Saturday, November 12, 2011

Essentials in Value Demonstration for EA Group

The enterprise architecture function provides value add to the enterprise if conducted, observed and applied correctly. In fact it is among the top questions senior management wants an answer from its EA group as they propel forward in pushing technology as a optimized strategy and service level component.  The EA group should approach by addressing the value question posed by lending clarity to organizational processes, identifying the stakeholders (internal & external) and creating  a matrix of value chain expectations that are measurable and reportable to the senior leadership.

The matrix essentially has weights attached to it and the EA group can go as specific as possible. The complexity rises if there is a PMO office and multi-level projects and programs are being executed in tandem. The weights of the matrix should try to constitute or answer to a value class that your EA group is trying to address to show results. These value classes' primarily relate to strategic direction, portfolio management and continuous process improvement for service programs and project initiatives. 

In the strategic direction class the EA group is demonstrating the understanding of the strategic initiatives of the organization as it should/would represent a state of representation some time in the future. This will mean creating and adhering to standards, best practices and how closely alignment happens on EA investments to the overall arching organization's mission and vision. 

In the portfolio management the EA group is demonstrating a how portfolio of programs and projects are managed, how is value being assessed for transformation in relation to achieving the objectives of the programs being implemented, the lessons that are being learnt in terms of adjustment to planning and alignment to strategic objectives, improvement of internal and external communication. 

Finally in terms of continuous process improvement for service programs and project support the EA group will strive to demonstrate how each member's time are directed to projects tasks, knowledge management, skill sets orientation, training all based of feedback built within systems. The feedback becomes input to next release of improvements for high value returns. 

Thoughts,

Sam Kurien

Friday, November 11, 2011

Vulnerability Research

Recently one of our clients is going through a major transition of implementing new systems with few other vendors, actually a chaos of new systems interacting with each other. The implementation has been rushed and  though the system functions as they are supposed to as stand alone out of the box solutions without fulfilling much of the business's initiatives. There are some major vulnerabilities within the system architecture, the implementation has been driven by lack of understanding of the domain and the business logic that drives it.
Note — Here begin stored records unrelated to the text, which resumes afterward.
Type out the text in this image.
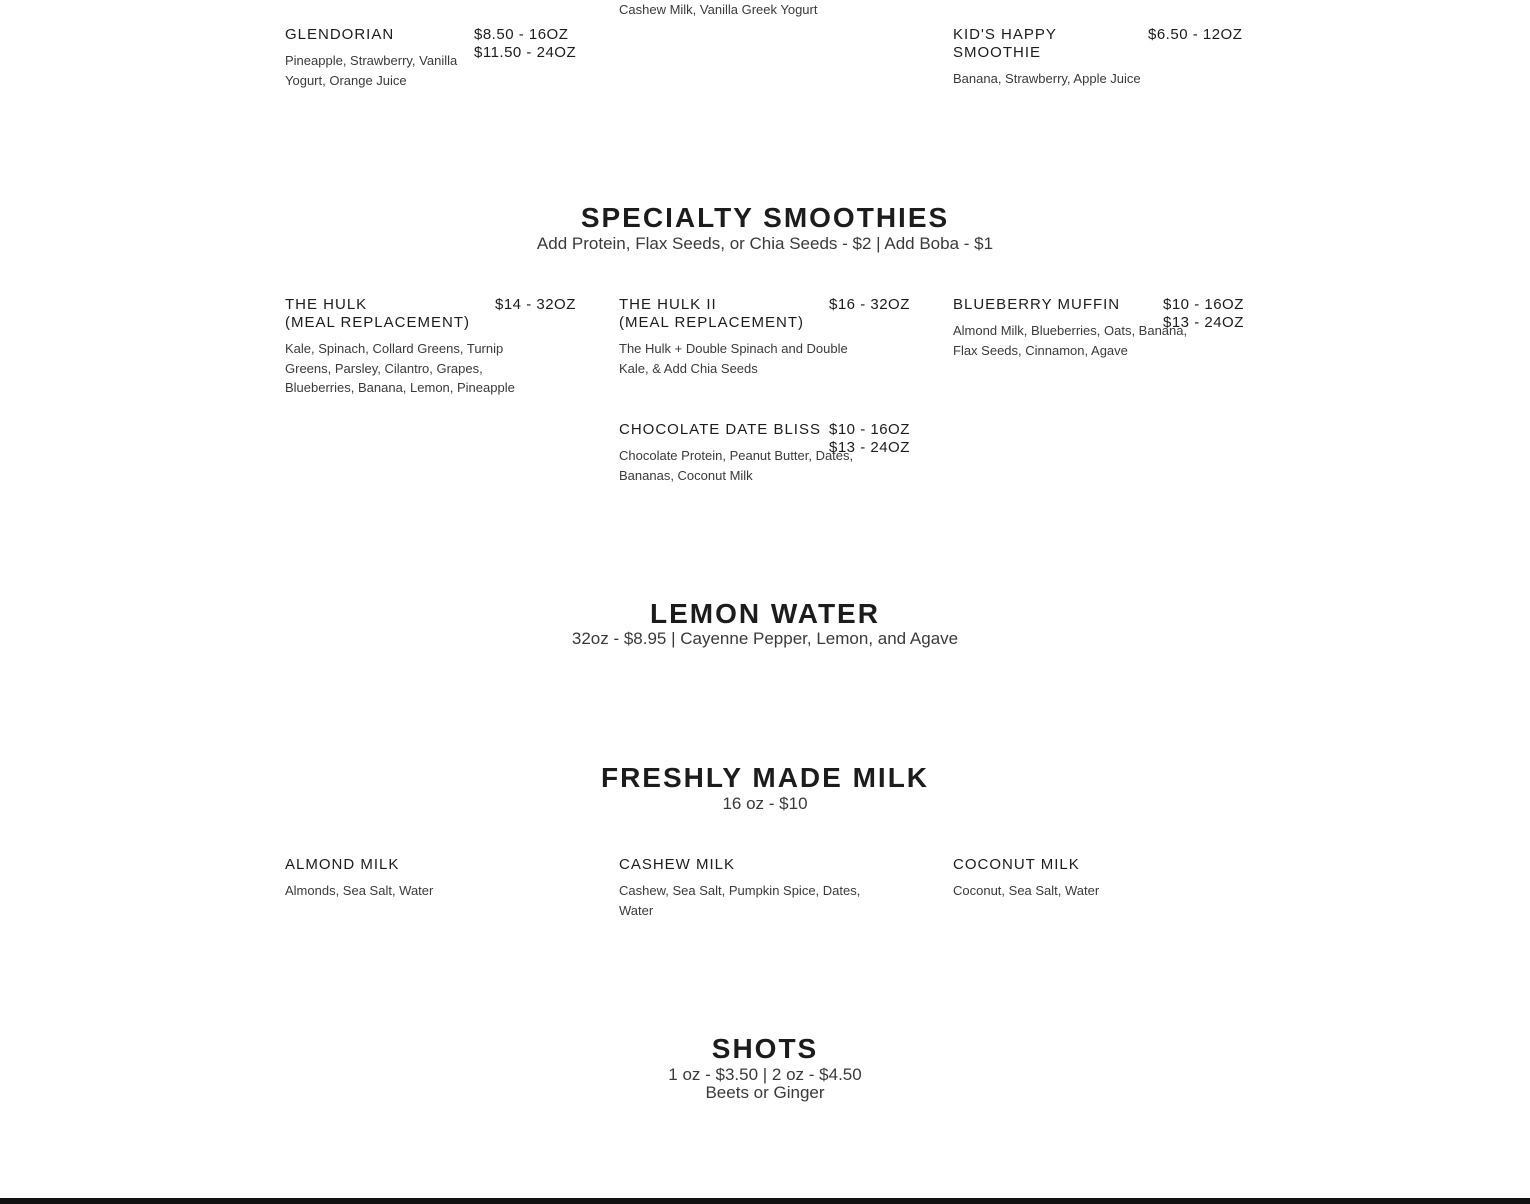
Cashew Milk, Vanilla Greek Yogurt

GLENDORIAN	$8.50 - 16OZ
$11.50 - 24OZ

Pineapple, Strawberry, Vanilla Yogurt, Orange Juice

KID'S HAPPY
SMOOTHIE

$6.50 - 12OZ

Banana, Strawberry, Apple Juice

SPECIALTY SMOOTHIES

Add Protein, Flax Seeds, or Chia Seeds - $2 | Add Boba - $1

THE HULK
(MEAL REPLACEMENT)

$14 - 32OZ

Kale, Spinach, Collard Greens, Turnip Greens, Parsley, Cilantro, Grapes, Blueberries, Banana, Lemon, Pineapple

THE HULK II
(MEAL REPLACEMENT)

$16 - 32OZ

The Hulk + Double Spinach and Double Kale, & Add Chia Seeds

BLUEBERRY MUFFIN	$10 - 16OZ
$13 - 24OZ

Almond Milk, Blueberries, Oats, Banana, Flax Seeds, Cinnamon, Agave

CHOCOLATE DATE BLISS $10 - 16OZ
$13 - 24OZ

Chocolate Protein, Peanut Butter, Dates, Bananas, Coconut Milk

LEMON WATER

32oz - $8.95 | Cayenne Pepper, Lemon, and Agave

FRESHLY MADE MILK

16 oz - $10

ALMOND MILK

Almonds, Sea Salt, Water

CASHEW MILK

Cashew, Sea Salt, Pumpkin Spice, Dates, Water

COCONUT MILK

Coconut, Sea Salt, Water

SHOTS

1 oz - $3.50 | 2 oz - $4.50

Beets or Ginger
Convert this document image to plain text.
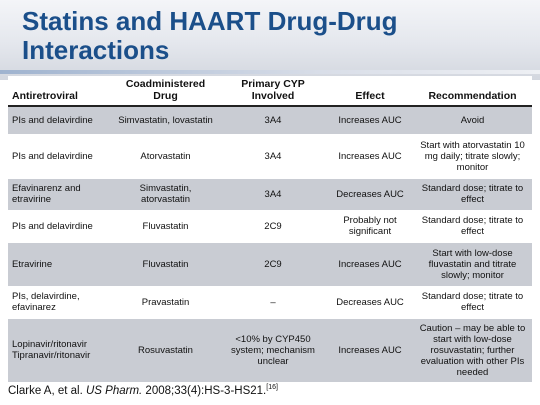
Statins and HAART Drug-Drug
Interactions
Antiretroviral	Coadministered Drug	Primary CYP Involved	Effect	Recommendation
PIs and delavirdine	Simvastatin, lovastatin	3A4	Increases AUC	Avoid
PIs and delavirdine	Atorvastatin	3A4	Increases AUC	Start with atorvastatin 10 mg daily; titrate slowly; monitor
Efavinarenz and etravirine	Simvastatin, atorvastatin	3A4	Decreases AUC	Standard dose; titrate to effect
PIs and delavirdine	Fluvastatin	2C9	Probably not significant	Standard dose; titrate to effect
Etravirine	Fluvastatin	2C9	Increases AUC	Start with low-dose fluvastatin and titrate slowly; monitor
PIs, delavirdine, efavinarez	Pravastatin	–	Decreases AUC	Standard dose; titrate to effect
Lopinavir/ritonavir Tipranavir/ritonavir	Rosuvastatin	<10% by CYP450 system; mechanism unclear	Increases AUC	Caution – may be able to start with low-dose rosuvastatin; further evaluation with other PIs needed
Clarke A, et al. US Pharm. 2008;33(4):HS-3-HS21.[16]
I spent less time reading about vulnerability research and QA control mechanisms, but the current implementation  at XYZ corp. has spiked my interest back in this area. The vulnerabilities market for security experts is not as lucrative as it used to be but I suspect this will have its own economic shift cycles as information and services of organizations move more into the cloud and SAAS based environments.

Currently there remains a lack of information awareness and a gap (along with a huge divide) among the IT professionals within small and medium scaled organizations (non-profit & for-profit). And more importantly vulnerability research being a part of the CIO's responsibilities and policy making functions; my recommendation here is that information technology directors and CIO actively create policies and conduct periodic penetration and vulnerability testing on all their IT infrastructure systems internal and the ones that they stick in the cloud or out-source, these include but not limited to sql injection tests, malware checking and reporting, social engineering hacks, reverse-engineering of services and products, mobile management of BYOD as wells company supplied and routine network testings.

Create policies that aim  for zero-day vulnerabilities in such a way that annually (or every two years) an IT auditing firm's view point is gathered and incorporated in the discussions of strategic planning with senior management.